Firstly, i'm sorry to hear what's happened. But to be honest, i doubt that its deodorant or anything, because i use deodorant in my room everyday and near to my Tree Frogs (American Green) set-up and i've never had a problem at all. However, i ALWAYS have a window open in my room so the deodorant wouldn't linger. Finally, out of interest, were your frogs eating normally before they.....passed on? :blush:

Again, sorry for your experiences. Alex :2thumb:


----------



## soundstounite (Sep 6, 2009)

Liam it would be a really good idea to get Pm's done especially as you've now had 3 losses,its the only real way your going to find out what the hell is going on,we can't really pin this down its a vet job to be 100% safe for your next one.
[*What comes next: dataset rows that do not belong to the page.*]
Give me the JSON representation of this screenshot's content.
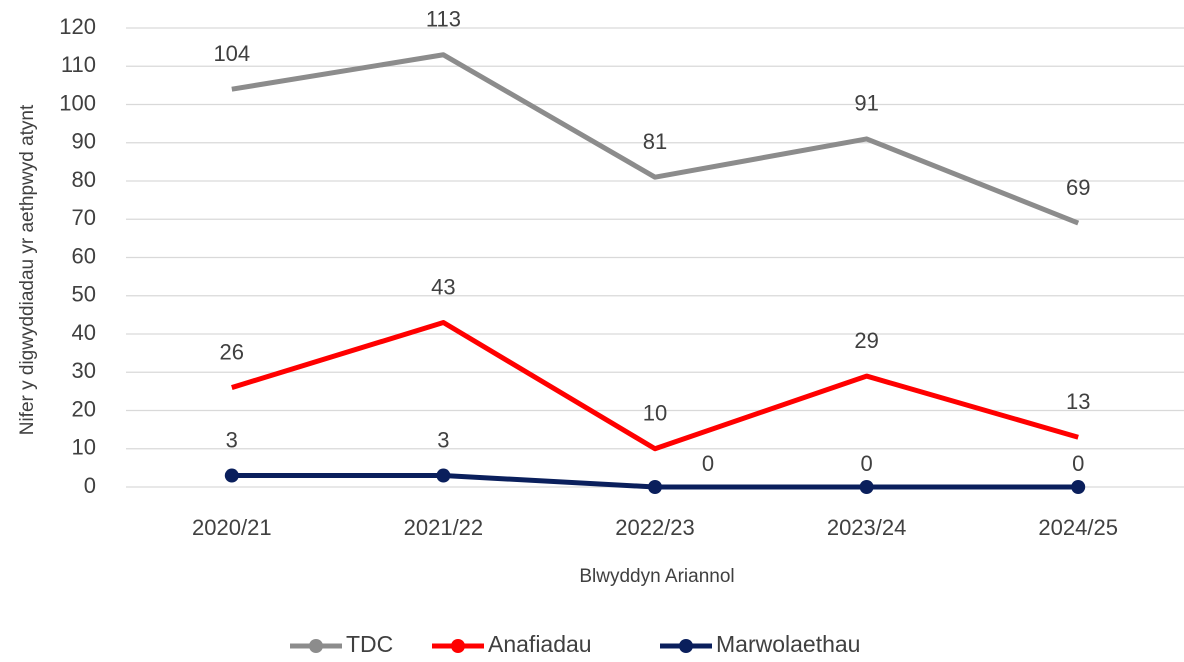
{
  "chart_data": {
    "type": "line",
    "x_label": "Blwyddyn Ariannol",
    "y_label": "Nifer y digwyddiadau yr aethpwyd atynt",
    "categories": [
      "2020/21",
      "2021/22",
      "2022/23",
      "2023/24",
      "2024/25"
    ],
    "series": [
      {
        "name": "TDC",
        "color": "#8c8c8c",
        "values": [
          104,
          113,
          81,
          91,
          69
        ],
        "marker": false
      },
      {
        "name": "Anafiadau",
        "color": "#ff0000",
        "values": [
          26,
          43,
          10,
          29,
          13
        ],
        "marker": false
      },
      {
        "name": "Marwolaethau",
        "color": "#0a1f5c",
        "values": [
          3,
          3,
          0,
          0,
          0
        ],
        "marker": true
      }
    ],
    "ylim": [
      0,
      120
    ],
    "yticks": [
      0,
      10,
      20,
      30,
      40,
      50,
      60,
      70,
      80,
      90,
      100,
      110,
      120
    ],
    "grid": true,
    "legend": "bottom"
  }
}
Its very sad and also unusual to see 3 concurrent deaths like this,get a pm sorted out, somethng sounds very wrong
sorry for your loss
Stu


----------



## chrisperrins78 (Nov 2, 2011)

As others have already said, distilled water is bad for amphibs and can cause kidney problems and death. 
Hope this helps
Chris


----------



## ronnyjodes (Apr 29, 2011)

I had a USA green tree frog and a southern toad (obviously both in separate setups) both die within a week of each other last and I reckon it was that the spray bottle I was using to store their water in was possibly contaminated so without seeing your setup I'd say your biggest suspect is the water you were using, distilled is bad for them anyway but if it had been contaminated with something it would have been just as bad for them.

Don't let it put you off keeping them dude, I wasn't. I've got a pair of whites and they're doing fine- tap water left out 24 hours to de-chlorinate in a clean, sterile container. Have another crack at it. Good luck.


----------